Besonders erfreut sind wir, dass in Zeiten der Krise und der Kriege das Thema der immer weiter ansteigenden Mieten durch die vielen hundert Aufführungen von SOLD CITY als ein elementares Thema in den Mittelpunkt rückt. Natürlich drehen sich viele Gespräche darum, was können wir selbst tun? Am meisten freut uns, wenn die Menschen nach den Filmen das dringende Gefühl haben, aktiv werden zu müssen.
Schwerin.News: Herausforderungen bei der Produktion
Was war die größte Herausforderung bei der Entstehung des Films – sei es in der Recherche, im Dreh oder bei der Finanzierung?
Das Drehen und Schneiden des Films war für uns fast immer eine große Bereicherung – Wir haben sehr viel gelernt und tolle Menschen kennengelernt. Allerdings die Bürokratie der Filmförderung für kleine Selbstständige wie uns hatte sich seit Corona so sehr zu unserem Nachteil entwickelt, dass wir den Eindruck haben, man will verhindern, dass wir Kleine noch solche Filme machen können.

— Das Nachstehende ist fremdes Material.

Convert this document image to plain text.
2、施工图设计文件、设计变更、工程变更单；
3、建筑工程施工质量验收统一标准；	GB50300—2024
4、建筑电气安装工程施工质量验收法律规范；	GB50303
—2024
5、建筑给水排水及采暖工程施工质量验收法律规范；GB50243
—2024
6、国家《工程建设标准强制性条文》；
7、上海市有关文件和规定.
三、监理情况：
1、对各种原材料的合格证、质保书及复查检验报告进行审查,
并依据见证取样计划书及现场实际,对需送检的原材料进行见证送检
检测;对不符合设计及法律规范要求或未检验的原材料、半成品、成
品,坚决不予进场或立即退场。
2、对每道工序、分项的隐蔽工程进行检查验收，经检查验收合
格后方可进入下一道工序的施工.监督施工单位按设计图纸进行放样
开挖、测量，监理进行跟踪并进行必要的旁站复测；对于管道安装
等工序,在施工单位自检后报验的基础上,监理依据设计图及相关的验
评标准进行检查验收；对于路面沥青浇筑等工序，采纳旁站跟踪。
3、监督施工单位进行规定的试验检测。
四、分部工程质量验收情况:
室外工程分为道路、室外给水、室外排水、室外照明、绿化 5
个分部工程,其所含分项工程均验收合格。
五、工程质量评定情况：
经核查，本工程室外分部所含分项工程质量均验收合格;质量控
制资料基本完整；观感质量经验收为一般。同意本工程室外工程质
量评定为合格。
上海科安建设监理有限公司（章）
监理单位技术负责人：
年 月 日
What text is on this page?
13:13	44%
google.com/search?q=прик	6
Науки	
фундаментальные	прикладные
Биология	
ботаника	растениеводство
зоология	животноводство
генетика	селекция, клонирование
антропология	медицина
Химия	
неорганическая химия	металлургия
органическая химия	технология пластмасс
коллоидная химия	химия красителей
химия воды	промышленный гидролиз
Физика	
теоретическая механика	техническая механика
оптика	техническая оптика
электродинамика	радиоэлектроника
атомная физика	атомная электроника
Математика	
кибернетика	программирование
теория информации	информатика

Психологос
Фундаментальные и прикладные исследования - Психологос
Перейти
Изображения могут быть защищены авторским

Schwerin.News: Lösungsansätze und Engagement
Ihr Film zeigt die Probleme des Wohnungsmarktes auf. Sehen Sie konkrete Ansätze, wie man diese Herausforderungen bewältigen könnte? Wie können Menschen vor Ort aktiv werden?
Wie schon eingangs gesagt, müssen wir uns mit der Bodenfrage beschäftigen. Und da ist Wien ein herausragendes Beispiel. Die Stadt hat einen Bodenfond angelegt, der immer wieder Land hinzugekauft. . Denn wer den Boden in der Hand hat, kann auch gute Stadtentwicklung betreiben, sagt uns der Bürgermeister Michael Ludwig.Wenn Investoren auf einem bestimmten Grundstück bauen wollen, sind sie verpflichtet, 2/3 davon als geförderte Wohnungen zu errichten und das zu einem gedeckelten Mietpreis und ohne jede zeitliche Begrenzung des Mietverhältnisses. Zugang zu diesen Wohnungen haben zwei Drittel der Wiener Bevölkerung, weil die Einkommensgrenze relativ hoch angesetzt ist. Es entstehen also keine sozialen Ghettos
Heute habe ich in den Nachrichten gehört, dass Spanien sich die Wiener Wohnungspolitik als Vorbild nehmen möchte. D.h. also es gibt auch in der Politik Menschen, die umdenken können……wenn sie wollen. Und damit sie wollen, müssen wir aus der Zivilgesellschaft Druck machen, uns vernetzen. Nicht jede Stadt für sich allein, sondern zusammen. Schauen, von wem können wir lernen. Das Rad muss nicht immer neu erfunden werden.
Z.B. das Volksbegehren „Deutsche Wohnen&Co. Enteignen“ in Berlin hat 2021 ein Volksbegehren gewonnen zur Vergesellschaftung der großen Wohnungskonzerne wie Vonovia, Akelius, Heimstaden Ado Property etc. – diese Geschichte erzählen wir aber im 2.Teil „Enteignen statt Profite mit unserer Miete“
Denn etwas ändern wird sich nur, wenn wir selbst aktiv werden. Unser Appell ist: Bleibt nicht allein, lasst euch nicht gegeneinander ausdifferenzieren. Sondern kontaktiert eure Nachbar*innen, teilt die Probleme in den Häusern miteinander. Und das möglichst schon, bevor es zu spät ist, d.h. das Haus modernisiert und/oder verkauft wird. Schließt euch schon bestehenden Initiativen an. Es gibt Netzwerke wie „Recht auf Stadt“ etc. , wo Vertreter*nnen, die schon erfahren sind im Mietenkampf auch eingeladen werden können.
Schwerin.News: Erwartungen an Schwerin
Was erhoffen Sie sich von der Vorführung und der anschließenden Diskussion in Schwerin?
Unsere Arbeit sehen wir grundsätzlich als Möglichkeit, als Initiierung, miteinander ins Gespräch zu kommen. Dafür versuchen wir mit unseren Filmen die jeweilen Hintergrundinformationen zu geben. Sowohl auf der sachlichen, aber auch auf der emotionalen Ebene. Wir haben die Protagonisten im ersten Teil über drei Jahre begleitet und durften ihnen dabei sehr nah kommen. Und das unterscheidet Film von einem Vortrag zum Thema. Durch emotionales Miterleben kann ein besseres Verständnis der Gesamtsituation entstehen. Und wie ich hoffe, ein angeregtes Gespräch mit den Zuschauer*innen, aus dem heraus sich vielleicht sogar Aktionen entwickeln.
Schwerin.News: Ihr nächstes Projekt
Arbeiten Sie bereits an einem neuen Filmprojekt oder einer weiteren Initiative? Können Sie uns dazu etwas erzählen?
Wir müssen uns noch überlegen, ob wir unter den Bedingungen der Filmförderung noch Filme machen können.
Schwerin.News: Vielen Herzlichen Dank für die Beantwortung der Fragen. Wir wünschen Ihnen für die Filmvorführung am Donnerstag viel Erfolg.